Bolbitis heteroclita is an aquatic fern species of Bolbitis, it is native to Southeast Asia and Melanesia, as well as parts of northeastern South Asia, southern East Asia, and Micronesia (Pohnpei and Kosrae). It is commonly cultivated as an aquatic ornamental for aquariums and garden ponds.

==Distribution==
Bolbitis heteroclita is native to the subtropical and tropical regions Asia, Melanesia, and Micronesia; including Assam (India), Bangladesh, Nepal and Bhutan in South Asia; southern China (including Hainan), Taiwan, and the Ryukyu Islands (Japan) in East Asia; Myanmar, Thailand, and Vietnam in Mainland Southeast Asia; Malaysia, Indonesia, and the Philippines in Island Southeast Asia; Papua New Guinea and the Solomon Islands in Melanesia; and Pohnpei and Kosrae in the Caroline Islands in Micronesia.

==Cultivation==
Bolbitis heteroclita is, fairly commonly, cultivated and sold as an ornamental plant for planted aquariums and garden ponds. It is one of two species of Bolbitis that are popular for use as freshwater aquarium plants, the second being Bolbitis heudelotii. Despite their relative popularity, these plants are not suitable for most novice aquarists. They can be unexpectedly sensitive in some cases, requiring minimal flow of water, with a gentle current; soft, acidic water is also preferred, ideally between 6.0 and 7.0, although there may be exceptions based on local water qualities. As these ferns are more adapted to a riparian, semi-submerged growth habit (rather than fully aquatic and submerged), it may be taxing on the plants to maintain them fully underwater, long-term. It is best to cultivate aquatic ferns, including Bolbitis, with their roots simply tied or attached to driftwood or rocks, and only a few inches beneath the water's surface. Their leaves are best maintained floating just at and above the waterline, where they can access fresh air while keeping their delicate, hair-like roots fully saturated.

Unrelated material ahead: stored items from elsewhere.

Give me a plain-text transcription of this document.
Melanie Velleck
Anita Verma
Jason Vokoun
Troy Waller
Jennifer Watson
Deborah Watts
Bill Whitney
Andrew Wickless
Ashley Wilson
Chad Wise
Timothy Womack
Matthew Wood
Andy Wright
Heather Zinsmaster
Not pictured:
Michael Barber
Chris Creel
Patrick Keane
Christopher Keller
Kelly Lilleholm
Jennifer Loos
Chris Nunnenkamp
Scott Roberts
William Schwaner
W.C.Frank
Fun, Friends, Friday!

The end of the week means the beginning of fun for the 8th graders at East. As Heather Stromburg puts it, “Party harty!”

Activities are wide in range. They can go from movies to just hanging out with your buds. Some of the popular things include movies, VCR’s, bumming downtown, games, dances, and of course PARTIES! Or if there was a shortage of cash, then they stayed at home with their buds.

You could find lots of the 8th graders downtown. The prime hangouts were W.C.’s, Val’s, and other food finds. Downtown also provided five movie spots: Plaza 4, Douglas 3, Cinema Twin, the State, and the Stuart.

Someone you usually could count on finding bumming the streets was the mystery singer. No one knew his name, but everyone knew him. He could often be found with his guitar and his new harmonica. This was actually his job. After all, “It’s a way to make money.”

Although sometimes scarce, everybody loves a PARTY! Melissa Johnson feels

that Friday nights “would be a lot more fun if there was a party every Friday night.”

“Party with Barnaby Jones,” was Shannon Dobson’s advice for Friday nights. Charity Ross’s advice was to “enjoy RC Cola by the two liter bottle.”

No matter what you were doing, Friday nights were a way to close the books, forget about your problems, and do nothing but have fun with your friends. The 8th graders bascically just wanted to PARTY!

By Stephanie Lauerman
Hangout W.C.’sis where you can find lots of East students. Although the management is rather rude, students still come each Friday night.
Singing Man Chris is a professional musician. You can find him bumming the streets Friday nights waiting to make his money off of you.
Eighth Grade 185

The addition of carbon dioxide can greatly improve the health of all aquarium plants, especially epiphytes like ferns, with many online tutorials and videos demonstrating how to achieve this; for the average aquarist, though, this is inconceivable, if only initially, and may be considered a difficult feat for others.
Thankfully, it is not a requirement. More importantly, weekly water changes of between 25 and 75% of the total aquarium volume are vital, dependent on bioload and vertebrate and fish count in the aquarium. Clean, renewed water has been shown to boost aquatic ferns' health, as it stirs the water column and cleans off the broad surfaces of the leaves, preventing the buildup of algae, mulm and detritus; this buildup can ultimately block sunlight and prevent photosynthesis, and even cause the plant to decline.

This species, however, is easy to grow as a terrestrial or immersed (in ponds) potted plant. It is remarkable for the resemblance of the fronds of a certain size to poison ivy leaves. Some plant nurseries and growers sell this under the former name Bolbitis asiatica.